In the following activities, we will be tackle a common scenario in data analysis: to read, to inspect, and to write datasets. The recipe will discuss the necessary packages and functions to accomplish these tasks including {readr} and {dplyr}. The recipe will also refresh and expand on the elements of code blocks in Quarto documents such as the label, echo, message, and include options.

Recipe

What: Reading, inspecting, and writing datasets
How: Read Recipe 2, complete comprehension check, and prepare for Lab 2.
Why: To use literate programming in Quarto to work with R coding strategies for reading, inspecting, and writing datasets.

Lab

What: Dive into datasets
How: Clone, fork, and complete the steps in Lab 2.
Why: To read datasets from packages and from plain-text files, inspect and report characteristics of datasets, and write datasets to plain-text files.

Summary

In this chapter we have focused on data and information —the first two components of DIKI Hierarchy. First, a distinction is made between populations and samples, the latter being a intentional and subjective selection of observations from the world which attempt to represent the population of interest. The result of this process is known as a corpus. Whether developing a corpus or selecting an existing corpus, it is important to vet the sampling frame for its applicability and viability as a resource for a given research project.
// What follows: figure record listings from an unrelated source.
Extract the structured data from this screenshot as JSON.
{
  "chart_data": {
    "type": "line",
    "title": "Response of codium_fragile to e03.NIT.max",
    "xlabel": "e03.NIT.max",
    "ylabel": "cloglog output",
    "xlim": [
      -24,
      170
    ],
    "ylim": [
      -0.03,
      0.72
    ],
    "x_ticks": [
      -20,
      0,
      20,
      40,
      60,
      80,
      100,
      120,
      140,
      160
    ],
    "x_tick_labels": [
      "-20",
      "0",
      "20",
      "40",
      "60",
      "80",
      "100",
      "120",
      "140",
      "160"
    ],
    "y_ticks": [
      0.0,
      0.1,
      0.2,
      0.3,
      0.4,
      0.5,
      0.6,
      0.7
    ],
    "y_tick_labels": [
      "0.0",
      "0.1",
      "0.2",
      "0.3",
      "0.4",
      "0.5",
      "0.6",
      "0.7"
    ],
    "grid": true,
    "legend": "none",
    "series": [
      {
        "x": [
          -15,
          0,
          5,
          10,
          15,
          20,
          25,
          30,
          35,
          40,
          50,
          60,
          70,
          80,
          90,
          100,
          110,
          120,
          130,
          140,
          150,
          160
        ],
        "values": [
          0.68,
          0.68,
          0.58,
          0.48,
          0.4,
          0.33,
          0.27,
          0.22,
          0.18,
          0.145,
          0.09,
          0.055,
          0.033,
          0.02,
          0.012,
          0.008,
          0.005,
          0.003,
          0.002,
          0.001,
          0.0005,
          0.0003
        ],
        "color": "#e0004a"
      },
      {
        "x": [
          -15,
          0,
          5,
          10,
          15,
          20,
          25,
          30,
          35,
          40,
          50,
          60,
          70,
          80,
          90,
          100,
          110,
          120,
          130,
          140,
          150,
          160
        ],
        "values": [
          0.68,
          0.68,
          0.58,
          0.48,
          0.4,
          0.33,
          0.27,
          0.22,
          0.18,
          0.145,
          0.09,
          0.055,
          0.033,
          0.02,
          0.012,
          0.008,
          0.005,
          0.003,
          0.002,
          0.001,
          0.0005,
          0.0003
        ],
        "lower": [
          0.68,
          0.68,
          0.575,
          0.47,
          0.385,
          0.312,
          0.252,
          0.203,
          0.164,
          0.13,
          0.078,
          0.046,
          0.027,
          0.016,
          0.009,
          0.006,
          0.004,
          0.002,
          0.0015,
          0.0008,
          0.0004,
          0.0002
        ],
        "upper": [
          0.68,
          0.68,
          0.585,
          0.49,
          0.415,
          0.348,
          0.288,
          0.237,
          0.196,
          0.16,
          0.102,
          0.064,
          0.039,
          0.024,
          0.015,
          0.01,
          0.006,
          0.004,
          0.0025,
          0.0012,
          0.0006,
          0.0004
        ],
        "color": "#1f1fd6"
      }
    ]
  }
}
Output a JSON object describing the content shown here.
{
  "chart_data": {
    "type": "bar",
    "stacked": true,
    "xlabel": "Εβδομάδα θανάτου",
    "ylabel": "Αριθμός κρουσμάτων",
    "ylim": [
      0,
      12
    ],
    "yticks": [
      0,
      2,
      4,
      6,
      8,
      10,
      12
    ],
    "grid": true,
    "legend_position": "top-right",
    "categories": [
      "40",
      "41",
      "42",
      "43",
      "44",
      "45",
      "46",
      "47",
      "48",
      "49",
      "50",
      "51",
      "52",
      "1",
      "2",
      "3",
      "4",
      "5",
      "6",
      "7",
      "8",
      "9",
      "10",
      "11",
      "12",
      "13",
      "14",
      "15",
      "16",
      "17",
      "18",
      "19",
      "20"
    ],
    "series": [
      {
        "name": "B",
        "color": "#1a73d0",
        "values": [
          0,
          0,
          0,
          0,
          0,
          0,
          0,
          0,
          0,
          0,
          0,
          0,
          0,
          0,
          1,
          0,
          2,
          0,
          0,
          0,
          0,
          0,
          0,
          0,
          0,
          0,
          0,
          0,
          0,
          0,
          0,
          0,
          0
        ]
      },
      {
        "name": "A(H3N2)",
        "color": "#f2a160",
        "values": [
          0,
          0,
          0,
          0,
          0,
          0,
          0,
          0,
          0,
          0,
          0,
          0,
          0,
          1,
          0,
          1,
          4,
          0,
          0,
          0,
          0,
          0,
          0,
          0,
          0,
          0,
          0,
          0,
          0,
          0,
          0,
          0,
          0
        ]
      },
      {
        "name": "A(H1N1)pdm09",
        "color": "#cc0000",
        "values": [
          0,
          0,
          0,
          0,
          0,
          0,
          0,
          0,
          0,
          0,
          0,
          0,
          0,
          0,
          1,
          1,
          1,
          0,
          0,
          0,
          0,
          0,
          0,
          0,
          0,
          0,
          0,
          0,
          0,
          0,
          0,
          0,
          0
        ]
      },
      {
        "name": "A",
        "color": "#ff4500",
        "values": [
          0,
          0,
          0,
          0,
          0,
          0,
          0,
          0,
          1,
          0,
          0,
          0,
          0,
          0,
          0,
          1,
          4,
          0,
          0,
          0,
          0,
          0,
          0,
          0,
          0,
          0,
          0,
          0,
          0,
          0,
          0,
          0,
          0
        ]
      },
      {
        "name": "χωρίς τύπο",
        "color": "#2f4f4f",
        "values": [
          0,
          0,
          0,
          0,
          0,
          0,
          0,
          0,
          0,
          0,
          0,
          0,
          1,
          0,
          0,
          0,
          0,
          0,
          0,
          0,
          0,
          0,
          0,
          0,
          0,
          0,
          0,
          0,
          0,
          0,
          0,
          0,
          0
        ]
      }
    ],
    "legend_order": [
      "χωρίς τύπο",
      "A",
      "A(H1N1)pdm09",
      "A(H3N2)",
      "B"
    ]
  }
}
Once a viable corpus is identified, then that corpus is converted into a curated dataset which adopts the tidy dataset format where each column is a variable, each row is an observation, and the intersection of columns and rows contain values. This curated dataset serves to establish the base informational relationships from which your research will stem.

The curated dataset will most likely require transformations which may include normalization, tokenization, recoding, generation, and/or integration to enhance the usefulness of the information to analysis. A transformed dataset or set of datasets will the result from this process.

Finally, documentation should be implemented at the acquisition, curation, and transformation stages of the analysis project process. The combination of data origin, data dictionary, and literate programming files establishes documentation of the data and implementation steps to ensure transparent and reproducible research.